En réponse à cette censure, le Syndicat indépendant des mineurs a déclaré,
« Nous vous mettons au défi de fermer notre syndicat. »
En dépit des efforts implacables du parti et de Fernas Mining pour arrêter la grève, les mineur·e·s ont décidé de marcher vers la capitale Ankara.
Pendant sept jours, ils·elles ont marché pieds-nus de Soma à Ankara. Bien que leur parcours ait été bloqué alors qu’ils·elles s’approchaient des abords de la ville, les mineur·e·s et leurs soutiens sont parvenus à franchir les obstacles et à avancer. Pendant ce temps-là, pendant les manifestations continues à Ankara, Nasıroğlu, profitant de son poste au sein du Parlement, utilisait sa tribune pour critiquer les mineur·e·s grévistes et le Syndicat indépendant des mineurs, tentant par-là de discréditer leur lutte.
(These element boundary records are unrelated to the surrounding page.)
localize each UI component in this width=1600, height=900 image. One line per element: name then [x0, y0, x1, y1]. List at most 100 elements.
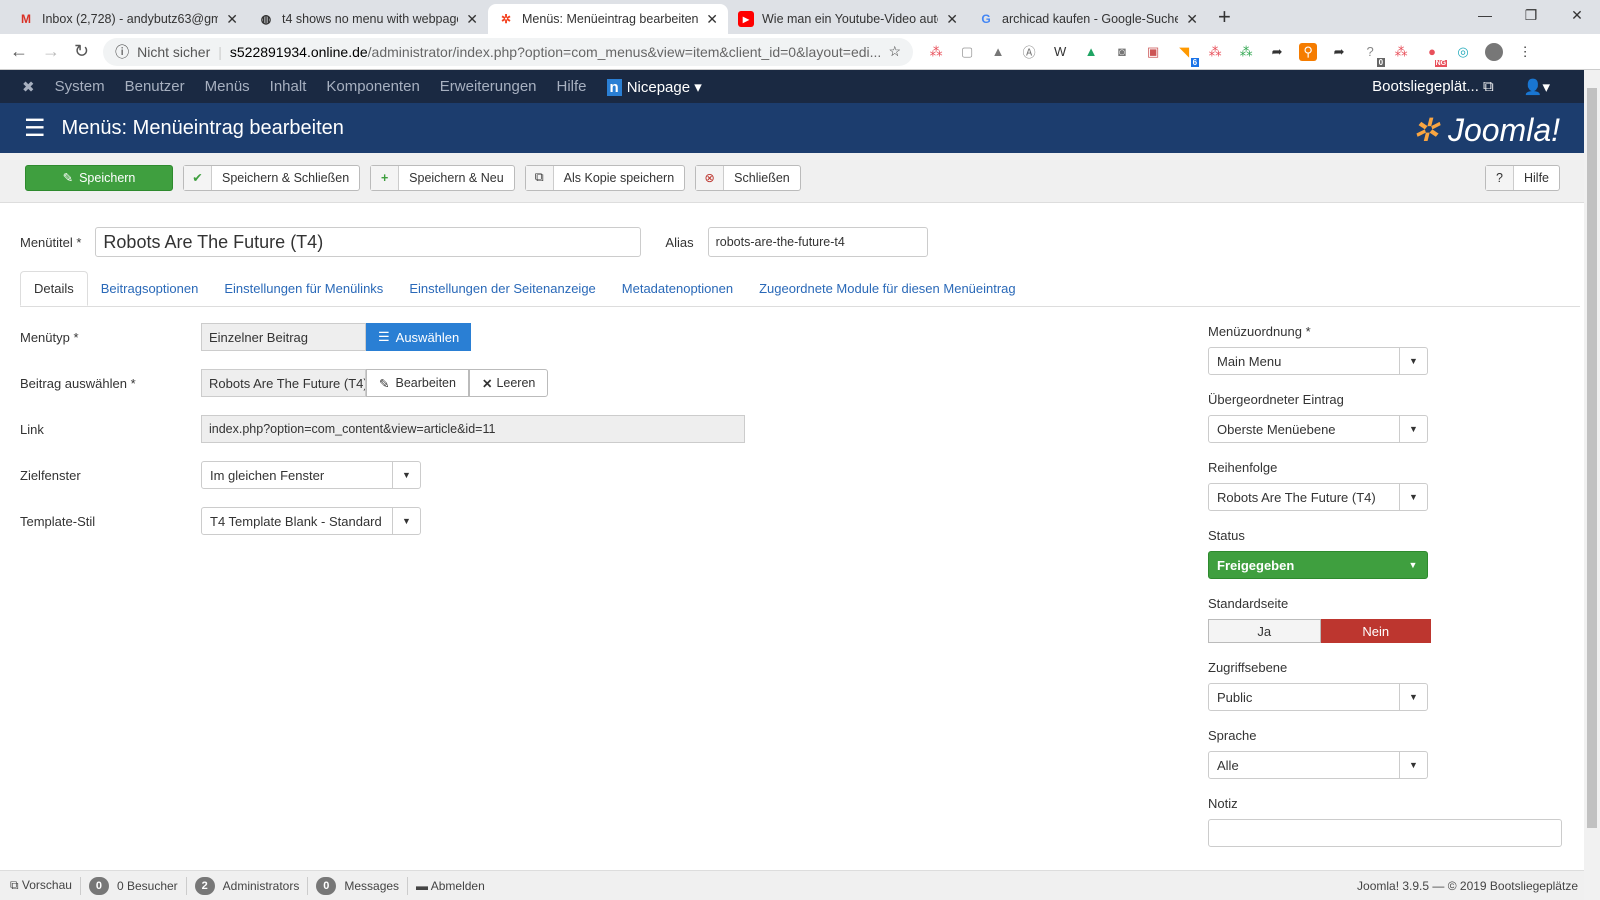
ng-icon[interactable]: ● NG: [1423, 43, 1448, 67]
image-icon[interactable]: ▲: [989, 43, 1007, 61]
nav-menus[interactable]: Menüs: [205, 78, 250, 95]
browser-tab-t4[interactable]: ◍ t4 shows no menu with webpage ✕: [248, 4, 488, 34]
scrollbar-thumb[interactable]: [1587, 88, 1597, 828]
user-menu-icon[interactable]: 👤▾: [1524, 78, 1550, 96]
caret-down-icon: ▼: [1399, 484, 1427, 510]
template-select[interactable]: T4 Template Blank - Standard ▼: [201, 507, 421, 535]
close-window-button[interactable]: ✕: [1554, 0, 1600, 30]
gmail-icon: M: [21, 12, 31, 26]
nav-users[interactable]: Benutzer: [125, 78, 185, 95]
note-input[interactable]: [1208, 819, 1562, 847]
drive-icon[interactable]: ▲: [1082, 43, 1100, 61]
profile-avatar[interactable]: [1485, 42, 1504, 61]
info-icon[interactable]: ⓘ: [115, 42, 129, 62]
select-menutype-button[interactable]: ☰ Auswählen: [366, 323, 472, 351]
close-tab-icon[interactable]: ✕: [946, 11, 958, 28]
menu-select[interactable]: Main Menu ▼: [1208, 347, 1428, 375]
status-label: Status: [1208, 528, 1245, 543]
preview-link[interactable]: ⧉ Vorschau: [10, 878, 72, 893]
web-icon[interactable]: ◎: [1454, 43, 1472, 61]
nav-system[interactable]: System: [55, 78, 105, 95]
browser-tab-joomla[interactable]: ✲ Menüs: Menüeintrag bearbeiten ✕: [488, 4, 728, 34]
wikipedia-icon[interactable]: W: [1051, 43, 1069, 61]
nav-content[interactable]: Inhalt: [270, 78, 307, 95]
close-tab-icon[interactable]: ✕: [1186, 11, 1198, 28]
new-tab-button[interactable]: +: [1218, 4, 1231, 30]
browser-tab-google[interactable]: Garchicad kaufen - Google-Suche ✕: [968, 4, 1208, 34]
tab-link-settings[interactable]: Einstellungen für Menülinks: [211, 271, 396, 306]
help-button[interactable]: ? Hilfe: [1484, 164, 1560, 191]
save-button[interactable]: ✎ Speichern: [25, 164, 173, 191]
asana-icon[interactable]: ⁂: [1206, 43, 1224, 61]
colorful-icon[interactable]: ⁂: [1237, 43, 1255, 61]
share-arrow-icon[interactable]: ➦: [1330, 43, 1348, 61]
browser-tab-gmail[interactable]: M Inbox (2,728) - andybutz63@gmail.com ✕: [8, 4, 248, 34]
minimize-button[interactable]: —: [1462, 0, 1508, 30]
rss-icon[interactable]: ◥ 6: [1175, 43, 1200, 67]
tab-metadata[interactable]: Metadatenoptionen: [609, 271, 746, 306]
close-label: Schließen: [734, 170, 790, 185]
joomla-menu-icon[interactable]: ✖: [22, 78, 35, 96]
link-value: index.php?option=com_content&view=articl…: [201, 415, 745, 443]
article-label: Beitrag auswählen *: [20, 375, 136, 391]
copy-icon: ⧉: [525, 165, 554, 190]
page-scrollbar[interactable]: [1584, 70, 1600, 900]
target-select[interactable]: Im gleichen Fenster ▼: [201, 461, 421, 489]
home-no-toggle[interactable]: Nein: [1320, 619, 1431, 643]
hubspot-icon[interactable]: ⚲: [1299, 42, 1318, 61]
forward-icon[interactable]: →: [42, 41, 60, 62]
parent-select[interactable]: Oberste Menüebene ▼: [1208, 415, 1428, 443]
tab-modules[interactable]: Zugeordnete Module für diesen Menüeintra…: [746, 271, 1029, 306]
nav-extensions[interactable]: Erweiterungen: [440, 78, 537, 95]
pdf-icon[interactable]: ▣: [1144, 43, 1162, 61]
order-select[interactable]: Robots Are The Future (T4) ▼: [1208, 483, 1428, 511]
edit-icon: ✎: [379, 376, 390, 391]
title-input[interactable]: Robots Are The Future (T4): [95, 227, 642, 257]
nav-help[interactable]: Hilfe: [557, 78, 587, 95]
site-name: Bootsliegeplät...: [1372, 77, 1479, 95]
share-arrow-icon[interactable]: ➦: [1268, 43, 1286, 61]
close-tab-icon[interactable]: ✕: [226, 11, 238, 28]
extension-icon[interactable]: ▢: [958, 43, 976, 61]
sidebar-fields: Menüzuordnung * Main Menu ▼ Übergeordneter…: [1208, 324, 1572, 864]
close-button[interactable]: ⊗ Schließen: [695, 164, 801, 191]
reload-icon[interactable]: ↻: [74, 41, 89, 62]
nav-nicepage[interactable]: n Nicepage ▾: [606, 78, 702, 96]
edit-article-button[interactable]: ✎ Bearbeiten: [366, 369, 469, 397]
asana-icon[interactable]: ⁂: [927, 43, 945, 61]
save-new-button[interactable]: + Speichern & Neu: [370, 164, 515, 191]
help-extension-icon[interactable]: ? 0: [1361, 43, 1386, 67]
home-yes-toggle[interactable]: Ja: [1208, 619, 1321, 643]
chrome-menu-icon[interactable]: ⋮: [1516, 43, 1534, 61]
status-bar: ⧉ Vorschau 0 0 Besucher 2 Administrators 0…: [0, 870, 1588, 900]
nav-components[interactable]: Komponenten: [326, 78, 419, 95]
access-select[interactable]: Public ▼: [1208, 683, 1428, 711]
alias-input[interactable]: robots-are-the-future-t4: [707, 227, 928, 257]
admins-link[interactable]: Administrators: [223, 879, 300, 893]
tab-article-options[interactable]: Beitragsoptionen: [88, 271, 212, 306]
caret-down-icon: ▼: [392, 462, 420, 488]
clear-article-button[interactable]: ✕ Leeren: [468, 369, 549, 397]
page-title: Menüs: Menüeintrag bearbeiten: [61, 116, 344, 139]
logout-link[interactable]: ▬ Abmelden: [416, 879, 485, 893]
tab-details[interactable]: Details: [20, 271, 88, 306]
save-copy-button[interactable]: ⧉ Als Kopie speichern: [524, 164, 686, 191]
status-select[interactable]: Freigegeben ▼: [1208, 551, 1428, 579]
tab-page-display[interactable]: Einstellungen der Seitenanzeige: [396, 271, 608, 306]
a-icon[interactable]: Ⓐ: [1020, 43, 1038, 61]
messages-link[interactable]: Messages: [344, 879, 399, 893]
article-value: Robots Are The Future (T4): [201, 369, 366, 397]
url-input[interactable]: ⓘ Nicht sicher | s522891934.online.de/ad…: [103, 37, 914, 66]
close-tab-icon[interactable]: ✕: [706, 11, 718, 28]
site-link[interactable]: Bootsliegeplät... ⧉: [1372, 78, 1494, 96]
camera-icon[interactable]: ◙: [1113, 43, 1131, 61]
save-close-button[interactable]: ✔ Speichern & Schließen: [183, 164, 361, 191]
cancel-icon: ⊗: [696, 165, 725, 190]
restore-button[interactable]: ❐: [1508, 0, 1554, 30]
close-tab-icon[interactable]: ✕: [466, 11, 478, 28]
asana-icon[interactable]: ⁂: [1392, 43, 1410, 61]
browser-tab-youtube[interactable]: ▶ Wie man ein Youtube-Video automatisch ✕: [728, 4, 968, 34]
language-select[interactable]: Alle ▼: [1208, 751, 1428, 779]
bookmark-star-icon[interactable]: ☆: [889, 43, 902, 60]
back-icon[interactable]: ←: [10, 41, 28, 62]
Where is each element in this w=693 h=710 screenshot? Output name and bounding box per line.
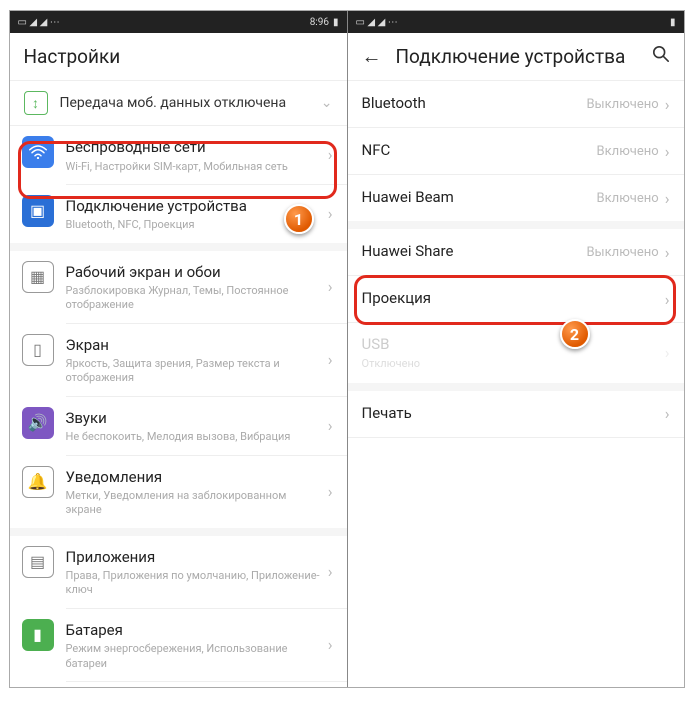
item-storage[interactable]: ≣ Память Очистка памяти › bbox=[10, 682, 347, 687]
item-device-connection[interactable]: ▣ Подключение устройства Bluetooth, NFC,… bbox=[10, 185, 347, 243]
item-projection[interactable]: Проекция › bbox=[348, 276, 684, 322]
chevron-right-icon: › bbox=[328, 277, 333, 296]
chevron-right-icon: › bbox=[328, 482, 333, 501]
chevron-right-icon: › bbox=[665, 189, 670, 208]
chevron-right-icon: › bbox=[328, 416, 333, 435]
devices-icon: ▣ bbox=[22, 195, 54, 227]
device-connection-screen: ▭ ◢ ◢ ⋯ ▮ ← Подключение устройства Bluet… bbox=[347, 11, 684, 687]
item-notifications[interactable]: 🔔 Уведомления Метки, Уведомления на забл… bbox=[10, 456, 347, 528]
chevron-right-icon: › bbox=[665, 95, 670, 114]
item-home-wallpaper[interactable]: ▦ Рабочий экран и обои Разблокировка Жур… bbox=[10, 251, 347, 323]
chevron-right-icon: › bbox=[328, 204, 333, 223]
chevron-right-icon: › bbox=[665, 142, 670, 161]
item-bluetooth[interactable]: Bluetooth Выключено › bbox=[348, 81, 684, 127]
status-bar: ▭ ◢ ◢ ⋯ 8:96 ▮ bbox=[10, 11, 347, 33]
page-title: Настройки bbox=[24, 45, 333, 68]
data-icon bbox=[24, 91, 48, 115]
item-wireless-networks[interactable]: Беспроводные сети Wi-Fi, Настройки SIM-к… bbox=[10, 126, 347, 184]
display-icon: ▯ bbox=[22, 334, 54, 366]
battery-icon: ▮ bbox=[22, 619, 54, 651]
item-battery[interactable]: ▮ Батарея Режим энергосбережения, Исполь… bbox=[10, 609, 347, 681]
chevron-right-icon: › bbox=[665, 343, 670, 362]
page-title: Подключение устройства bbox=[396, 45, 652, 68]
item-huawei-beam[interactable]: Huawei Beam Включено › bbox=[348, 175, 684, 221]
item-apps[interactable]: ▤ Приложения Права, Приложения по умолча… bbox=[10, 536, 347, 608]
wifi-icon bbox=[22, 136, 54, 168]
back-button[interactable]: ← bbox=[362, 44, 382, 69]
device-connection-header: ← Подключение устройства bbox=[348, 33, 684, 81]
chevron-down-icon: ⌄ bbox=[321, 95, 333, 111]
chevron-right-icon: › bbox=[665, 404, 670, 423]
settings-header: Настройки bbox=[10, 33, 347, 81]
search-icon[interactable] bbox=[652, 45, 670, 68]
wallpaper-icon: ▦ bbox=[22, 261, 54, 293]
chevron-right-icon: › bbox=[665, 243, 670, 262]
item-print[interactable]: Печать › bbox=[348, 391, 684, 437]
chevron-right-icon: › bbox=[328, 350, 333, 369]
item-huawei-share[interactable]: Huawei Share Выключено › bbox=[348, 229, 684, 275]
item-usb: USB Отключено › bbox=[348, 323, 684, 383]
status-bar: ▭ ◢ ◢ ⋯ ▮ bbox=[348, 11, 684, 33]
item-display[interactable]: ▯ Экран Яркость, Защита зрения, Размер т… bbox=[10, 324, 347, 396]
chevron-right-icon: › bbox=[328, 562, 333, 581]
apps-icon: ▤ bbox=[22, 546, 54, 578]
item-nfc[interactable]: NFC Включено › bbox=[348, 128, 684, 174]
bell-icon: 🔔 bbox=[22, 466, 54, 498]
chevron-right-icon: › bbox=[665, 290, 670, 309]
sound-icon: 🔊 bbox=[22, 407, 54, 439]
settings-screen: ▭ ◢ ◢ ⋯ 8:96 ▮ Настройки Передача моб. д… bbox=[10, 11, 347, 687]
chevron-right-icon: › bbox=[328, 635, 333, 654]
item-sounds[interactable]: 🔊 Звуки Не беспокоить, Мелодия вызова, В… bbox=[10, 397, 347, 455]
mobile-data-banner[interactable]: Передача моб. данных отключена ⌄ bbox=[10, 81, 347, 125]
chevron-right-icon: › bbox=[328, 145, 333, 164]
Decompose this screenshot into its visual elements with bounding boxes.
Au 50e jour de grève, les mineur·e·s, frustré·e·s de l’absence de solution malgré les explications répétées de leurs griefs, ont commencé une grève de la faim, décrétant un vœu de silence jusqu’à ce qu’une solution soit trouvée. Avant de commencer leur période de silence et de s’allonger sur le sol bétonné du centre-ville d’Ankara, ils·elles ont déclaré :
« À partir de maintenant, nous serons silencieux·se·s. C’est à votre tour de parler en notre faveur. »
En réponse à l’annonce et à l’appel des grévistes, environ 40 veillées solidaires se sont mises en place dans 18 villes et un nombre incalculable de vidéos solidaires ont été publiées sur les réseaux sociaux – certaines organisées ou publiées par des groupes et collectifs politiques, d’autres par des individus soutenant la cause des mineur·e·s.
Au 3e jour de la grève de la faim des mineur·e·s et 53e jour de l’ensemble de la grève, face à la pression populaire grandissante, le propriétaire de Fernas Mining et député Ferhat Nasıroğlu a finalement accepté d’organiser une rencontre pour négocier avec les ouvrier·e·s.
Après deux réunions successives entre la délégation des ouvrier·e·s et la direction de l’entreprise, le Syndicat indépendant des mineurs a annoncé qu’ils·elles mettaient fin à leurs grève et grève de la faim ayant obtenu une victoire décisive sans compromis. Les mineur·e·s sont rentré·e·s victorieux·se·s à Soma, sous la direction du Syndicat indépendant des mineurs, accueilli·e·s dans le bassin par leurs familles, des membres du Syndicat indépendant des mineurs, d’autres mineur·e·s et des membres de la communauté.